Davidson is one of several prominent rabbis who used their pulpit on the holiest days of the year to criticize the president. Some are open about their politics and said opposition to Trump was either a matter of consensus in the congregation, or his actions have been too egregious to ignore.
“This isn’t a time for us to be silent or to be too careful not to offend anybody,” said Rabbi Sharon Brous of Ikar, an independent congregation in Los Angeles. “But instead, it’s a time for us to speak as clearly as we possibly can about the dangers we are facing as a community and a nation.”
On the first day of Rosh Hashanah, Brous in her sermon accused Trump of making America “a place in which anti-Semitism is condoned by the state.” She also criticized establishment Jewish organizations for not speaking out enough against Trump for what she said are rhetoric and actions condoning the white supremacists.
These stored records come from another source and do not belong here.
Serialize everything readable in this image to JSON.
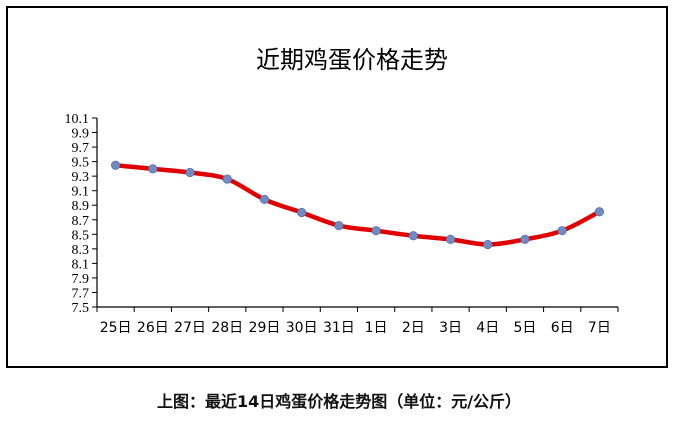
{
  "caption": "上图：最近14日鸡蛋价格走势图（单位：元/公斤）",
  "chart_data": {
    "type": "line",
    "title": "近期鸡蛋价格走势",
    "xlabel": "",
    "ylabel": "",
    "categories": [
      "25日",
      "26日",
      "27日",
      "28日",
      "29日",
      "30日",
      "31日",
      "1日",
      "2日",
      "3日",
      "4日",
      "5日",
      "6日",
      "7日"
    ],
    "series": [
      {
        "values": [
          9.45,
          9.4,
          9.35,
          9.26,
          8.98,
          8.8,
          8.62,
          8.55,
          8.48,
          8.43,
          8.36,
          8.43,
          8.55,
          8.81
        ]
      }
    ],
    "ylim": [
      7.5,
      10.1
    ],
    "yticks": [
      "7.5",
      "7.7",
      "7.9",
      "8.1",
      "8.3",
      "8.5",
      "8.7",
      "8.9",
      "9.1",
      "9.3",
      "9.5",
      "9.7",
      "9.9",
      "10.1"
    ],
    "grid": false,
    "legend": "none",
    "colors": {
      "line": "#e00000",
      "marker": "#6f8bc4",
      "axis": "#000000"
    }
  }
}
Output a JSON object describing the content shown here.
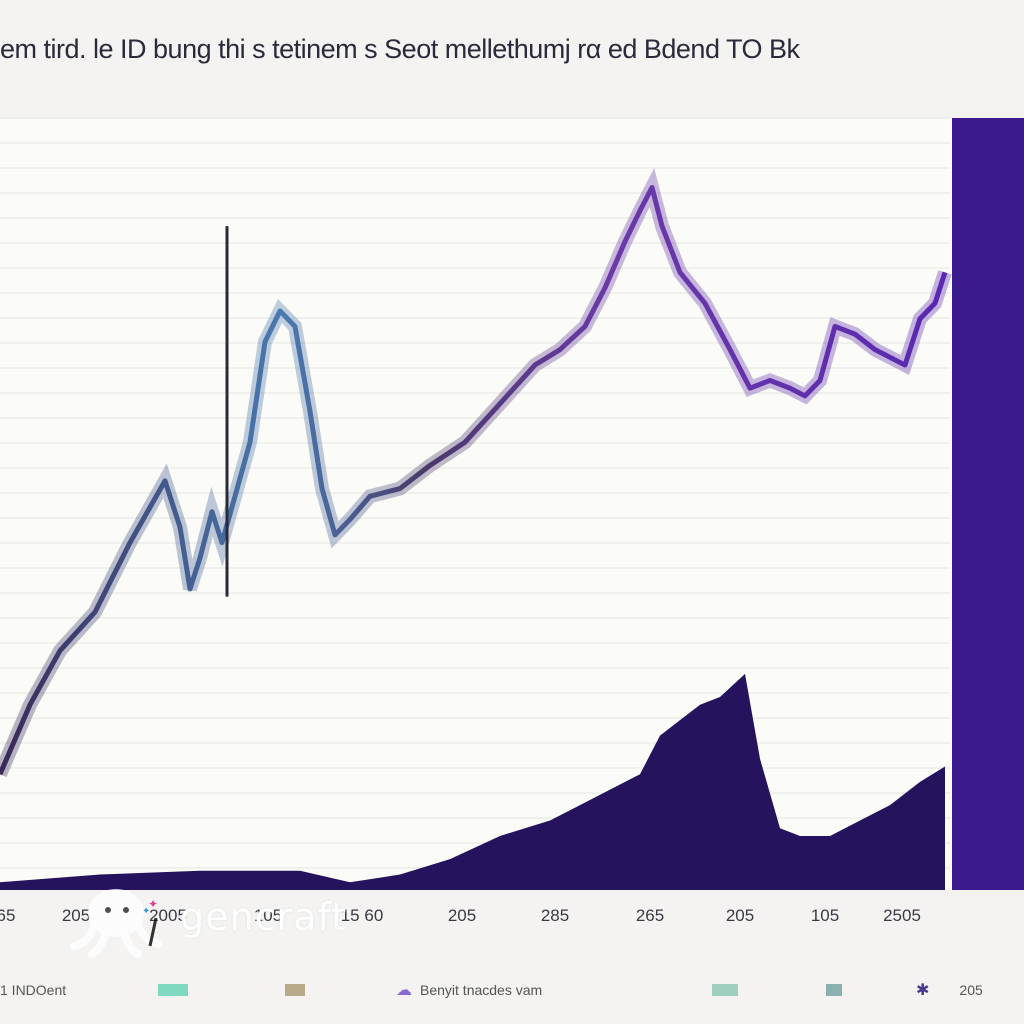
{
  "title": "em tird. le ID bung thi s tetinem s Seot mellethumj rα ed Bdend TO Bk",
  "chart_data": {
    "type": "area",
    "xlabel": "",
    "ylabel": "",
    "x_ticks": [
      "65",
      "205",
      "2005",
      "105",
      "15 60",
      "205",
      "285",
      "265",
      "205",
      "105",
      "2505"
    ],
    "ylim": [
      0,
      100
    ],
    "grid": true,
    "series": [
      {
        "kind": "line",
        "color_start": "#3a2a5a",
        "color_mid": "#4a7ab0",
        "color_end": "#5a28b0",
        "x": [
          0,
          30,
          60,
          95,
          130,
          165,
          180,
          190,
          200,
          212,
          222,
          235,
          250,
          265,
          280,
          295,
          310,
          322,
          335,
          350,
          370,
          400,
          430,
          465,
          500,
          535,
          560,
          585,
          605,
          625,
          640,
          652,
          662,
          680,
          705,
          730,
          750,
          770,
          790,
          805,
          820,
          835,
          855,
          875,
          890,
          905,
          920,
          935,
          945
        ],
        "y": [
          15,
          24,
          31,
          36,
          45,
          53,
          47,
          39,
          43,
          49,
          45,
          51,
          58,
          71,
          75,
          73,
          62,
          52,
          46,
          48,
          51,
          52,
          55,
          58,
          63,
          68,
          70,
          73,
          78,
          84,
          88,
          91,
          86,
          80,
          76,
          70,
          65,
          66,
          65,
          64,
          66,
          73,
          72,
          70,
          69,
          68,
          74,
          76,
          80
        ]
      },
      {
        "kind": "spike",
        "x": 227,
        "y_top": 86,
        "y_bottom": 38
      },
      {
        "kind": "area",
        "color": "#26135e",
        "x": [
          0,
          100,
          200,
          300,
          350,
          400,
          450,
          500,
          550,
          580,
          610,
          640,
          660,
          680,
          700,
          720,
          745,
          760,
          780,
          800,
          830,
          860,
          890,
          920,
          945
        ],
        "y": [
          1,
          2,
          2.5,
          2.5,
          1,
          2,
          4,
          7,
          9,
          11,
          13,
          15,
          20,
          22,
          24,
          25,
          28,
          17,
          8,
          7,
          7,
          9,
          11,
          14,
          16
        ]
      },
      {
        "kind": "bar",
        "color": "#3a1a8c",
        "x_start": 952,
        "x_end": 1024,
        "value": 100
      }
    ]
  },
  "legend": [
    {
      "label": "1 INDOent",
      "color": "#7a70c0"
    },
    {
      "label": "",
      "color": "#7fd8c0"
    },
    {
      "label": "",
      "color": "#b8aa88"
    },
    {
      "label": "Benyit tnacdes vam",
      "color": "#8a6ad0"
    },
    {
      "label": "",
      "color": "#9fcfbf"
    },
    {
      "label": "",
      "color": "#8ab0b0"
    },
    {
      "label": "205",
      "color": "#4a3a8c"
    }
  ],
  "watermark": "gencraft"
}
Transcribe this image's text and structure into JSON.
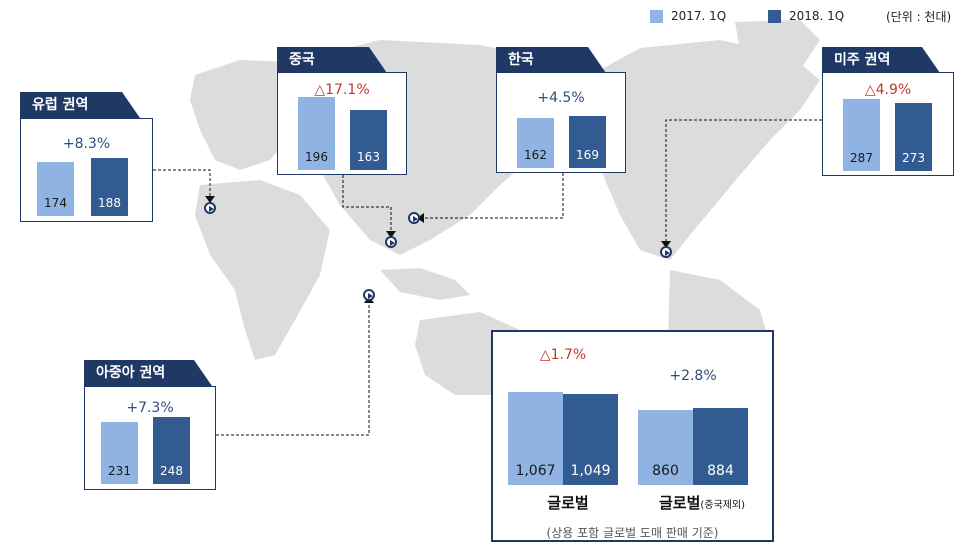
{
  "legend": [
    {
      "label": "2017. 1Q",
      "color": "#8fb4e3"
    },
    {
      "label": "2018. 1Q",
      "color": "#325b92"
    }
  ],
  "unit": "(단위 : 천대)",
  "chart_data": [
    {
      "type": "bar",
      "title": "유럽 권역",
      "change": "+8.3%",
      "change_color": "#2f4f7a",
      "categories": [
        "2017. 1Q",
        "2018. 1Q"
      ],
      "values": [
        174,
        188
      ],
      "labels": [
        "174",
        "188"
      ]
    },
    {
      "type": "bar",
      "title": "중국",
      "change": "△17.1%",
      "change_color": "#c0392b",
      "categories": [
        "2017. 1Q",
        "2018. 1Q"
      ],
      "values": [
        196,
        163
      ],
      "labels": [
        "196",
        "163"
      ]
    },
    {
      "type": "bar",
      "title": "한국",
      "change": "+4.5%",
      "change_color": "#2f4f7a",
      "categories": [
        "2017. 1Q",
        "2018. 1Q"
      ],
      "values": [
        162,
        169
      ],
      "labels": [
        "162",
        "169"
      ]
    },
    {
      "type": "bar",
      "title": "미주 권역",
      "change": "△4.9%",
      "change_color": "#c0392b",
      "categories": [
        "2017. 1Q",
        "2018. 1Q"
      ],
      "values": [
        287,
        273
      ],
      "labels": [
        "287",
        "273"
      ]
    },
    {
      "type": "bar",
      "title": "아중아 권역",
      "change": "+7.3%",
      "change_color": "#2f4f7a",
      "categories": [
        "2017. 1Q",
        "2018. 1Q"
      ],
      "values": [
        231,
        248
      ],
      "labels": [
        "231",
        "248"
      ]
    },
    {
      "type": "bar",
      "title": "",
      "categories": [
        "글로벌",
        "글로벌(중국제외)"
      ],
      "series": [
        {
          "name": "2017. 1Q",
          "values": [
            1067,
            860
          ],
          "labels": [
            "1,067",
            "860"
          ]
        },
        {
          "name": "2018. 1Q",
          "values": [
            1049,
            884
          ],
          "labels": [
            "1,049",
            "884"
          ]
        }
      ],
      "changes": [
        {
          "text": "△1.7%",
          "color": "#c0392b"
        },
        {
          "text": "+2.8%",
          "color": "#2f4f7a"
        }
      ],
      "note": "(상용 포함 글로벌 도매 판매 기준)"
    }
  ],
  "global": {
    "cat1": "글로벌",
    "cat2": "글로벌",
    "cat2_sub": "(중국제외)"
  }
}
Brous has opined publicly about her politics in the past and delivered an invocation at President Barack Obama’s 2013 inauguration. Her second-day Rosh Hashana sermon this year advocated reparations for African-Americans.
“Many of our Jewish institutions failed to find the words to condemn the spike in anti-Semitic attacks that coincided with the 2016 presidential campaign,” Brous said in the first-day sermon, adding that they “failed to speak out against white nationalist sympathizers — men who have trafficked in anti-Semitism and racism for years — becoming senior White House officials.”
Rabbi Sharon Kleinbaum of Congregation Beit Simchat Torah, an LGBT synagogue in Manhattan, likewise accused Trump of cozying up to anti-Semites. Her whole congregation opposes the president, she said, so calling him out was not a risk.
“I don’t think everyone agrees with me on everything, but overall our congregation is horrified at what’s happening in our country,” Kleinbaum said. “As Jews who are all immigrants, we’re horrified. As gay people, we’re horrified at the gender violence.”
In May, Trump signed an executive order allowing clergy to endorse or oppose candidates from the pulpit. The order effectively repealed the Johnson Amendment, which threatened the tax-exempt status of religious institutions if they appeared partisan.
While a range of Jewish groups criticized the order as eroding the separation of church and state, Trump characterized it as an expansion of freedom of religion.
Another rabbi unafraid to get political, Menachem Creditor of Congregation Netivot Shalom in Berkeley, California, sermonized about not becoming ensnared in the now-endless stream of headlines and presidential tweets. While he stressed that his point was not to be consumed by any one issue, his sermon did criticize Trump’s policies on immigration and climate change.
He also spoke about the virtue of mixing religion and politics, which has been a hallmark of his career. An outspoken advocate for immigrant rights and gun control, Creditor announced recently that he would be leaving his pulpit to become a full-time activist.
“I think the posture of religion has always been within the world,” he told JTA. “Even the most devout of religious communities all band together to vote in certain patterns, act in certain patterns to influence the world. To abdicate that responsibility is to become islands and ultimately self-idolize.”